The problem with following Jesus is that doing so brings us to the cross. Following Jesus everywhere but to the cross is a popular rerouting of the American church. Our avoidance of death results from our disbelief that God raised Jesus from the dead and will do the same with us.
In his classic fourth-century work, “On the Incarnation,” Saint Athanasius, the great pastor and bishop of Alexandria, emphasized how the resurrection of Jesus frees us from fearing death. He explains, “Human beings, before believing in Christ, view death as fearsome and are terrified at it. But when they come to faith in him and to his teaching, they so despise death that they eagerly rush to it and become witnesses to the resurrection over it effected by the Savior.” Christians, Athanasius insists, despise death because we know that resurrection lies on the other side.
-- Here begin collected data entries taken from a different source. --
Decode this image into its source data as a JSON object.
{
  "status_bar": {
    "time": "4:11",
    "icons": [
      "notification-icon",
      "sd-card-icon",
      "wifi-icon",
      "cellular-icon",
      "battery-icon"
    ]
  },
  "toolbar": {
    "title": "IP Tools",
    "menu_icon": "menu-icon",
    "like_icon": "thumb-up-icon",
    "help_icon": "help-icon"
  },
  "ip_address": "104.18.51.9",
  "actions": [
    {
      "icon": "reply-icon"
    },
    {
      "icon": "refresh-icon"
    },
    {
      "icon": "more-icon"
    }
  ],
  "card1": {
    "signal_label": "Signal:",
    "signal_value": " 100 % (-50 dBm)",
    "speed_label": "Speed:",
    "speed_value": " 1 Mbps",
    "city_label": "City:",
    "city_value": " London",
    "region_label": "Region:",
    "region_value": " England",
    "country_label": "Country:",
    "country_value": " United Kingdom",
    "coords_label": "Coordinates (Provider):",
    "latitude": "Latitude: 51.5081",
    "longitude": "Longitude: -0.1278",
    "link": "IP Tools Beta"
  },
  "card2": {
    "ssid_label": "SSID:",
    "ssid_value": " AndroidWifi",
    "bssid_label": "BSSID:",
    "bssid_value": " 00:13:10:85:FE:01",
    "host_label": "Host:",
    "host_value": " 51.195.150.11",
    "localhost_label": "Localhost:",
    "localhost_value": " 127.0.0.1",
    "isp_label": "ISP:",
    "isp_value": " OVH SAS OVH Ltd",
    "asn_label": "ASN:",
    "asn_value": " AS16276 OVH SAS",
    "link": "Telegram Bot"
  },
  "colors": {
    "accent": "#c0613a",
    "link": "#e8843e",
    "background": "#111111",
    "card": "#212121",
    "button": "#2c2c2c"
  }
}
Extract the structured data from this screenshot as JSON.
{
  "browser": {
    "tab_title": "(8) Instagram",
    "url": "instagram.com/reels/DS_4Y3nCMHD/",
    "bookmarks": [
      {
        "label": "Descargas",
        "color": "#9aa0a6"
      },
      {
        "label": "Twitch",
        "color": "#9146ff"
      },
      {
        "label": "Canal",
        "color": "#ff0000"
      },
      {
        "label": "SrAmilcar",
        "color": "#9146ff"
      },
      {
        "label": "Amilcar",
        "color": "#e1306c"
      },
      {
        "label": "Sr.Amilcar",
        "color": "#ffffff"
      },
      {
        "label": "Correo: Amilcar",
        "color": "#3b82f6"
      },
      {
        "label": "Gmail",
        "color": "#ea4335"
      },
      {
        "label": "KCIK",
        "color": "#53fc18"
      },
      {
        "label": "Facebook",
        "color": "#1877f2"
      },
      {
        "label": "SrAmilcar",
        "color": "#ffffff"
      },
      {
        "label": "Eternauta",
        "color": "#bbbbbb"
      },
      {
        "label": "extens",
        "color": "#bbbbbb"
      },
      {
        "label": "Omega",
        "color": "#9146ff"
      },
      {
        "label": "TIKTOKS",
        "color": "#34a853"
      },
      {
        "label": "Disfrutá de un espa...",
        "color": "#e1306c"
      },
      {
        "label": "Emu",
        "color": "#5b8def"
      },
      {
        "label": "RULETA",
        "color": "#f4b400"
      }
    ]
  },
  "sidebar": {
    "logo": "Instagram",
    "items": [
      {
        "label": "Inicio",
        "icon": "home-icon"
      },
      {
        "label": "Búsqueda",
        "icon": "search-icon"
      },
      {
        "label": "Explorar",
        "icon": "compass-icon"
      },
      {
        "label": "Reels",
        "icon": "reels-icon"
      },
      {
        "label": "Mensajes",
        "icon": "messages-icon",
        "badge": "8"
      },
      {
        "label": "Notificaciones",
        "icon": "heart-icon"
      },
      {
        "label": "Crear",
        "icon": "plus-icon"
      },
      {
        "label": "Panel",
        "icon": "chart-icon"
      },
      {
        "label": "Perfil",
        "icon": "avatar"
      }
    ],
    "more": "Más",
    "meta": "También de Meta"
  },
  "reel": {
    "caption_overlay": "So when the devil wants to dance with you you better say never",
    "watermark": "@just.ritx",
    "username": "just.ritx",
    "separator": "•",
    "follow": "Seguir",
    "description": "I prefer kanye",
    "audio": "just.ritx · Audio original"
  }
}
Statistics suggest the church in America is dying. But church attendance cannot tell us whether or not this is a cruciform dying. Failing church attendance can be the result of a church that has lost its courage to follow Jesus (think of how the disciples scattered from the cross), or a church that has courageously followed Jesus (the early church lost many members through martyrdom, after all). Church attendance alone cannot tell us whether we have kept in step with Jesus. Far more important than the question, “How can we fill the pews?” is the question, “Are we following Christ to the cross?”
When asked about the church’s future in a July 2014 interview, Stanley Hauerwas responded, “I’m quite uncertain where the church is headed. But I am sure the Lord will raise up Christians for the future in a manner that may be quite surprising. Our hope is exactly that trust in God’s work. But how I see that work happening in the West is that he’s making the church leaner and meaner.”
At Greenville College, we care deeply about the vitality and courage of the local church to follow Jesus to the cross. Greenville College ministry students are actively involved in local churches and other ministries within and beyond our local community, as they help others to follow Jesus who bids us to come and die.
This past summer, we placed 10 seniors in ministry internships all over the country. One student’s internship took him to inner-city Chicago and as far as Brazil, where he served in a ministry soccer academy for underprivileged youth, which included refugee kids and children with disabilities.
At Greenville College, we believe theological education plays a vital role in renewing the church’s faithfulness and courage to follow Jesus Christ. Accordingly, we support our majors in seminary and graduate school, and encourage them to use their education to better serve the church.
As the church in America grows leaner and meaner, my hope and prayer is that we will become the kind of church who will follow Christ all the way to the cross and into the arms of the living God.
Benjamin D. Wayman is assistant professor of religion at Greenville College and a pastor at St. Paul’s Free Methodist Church.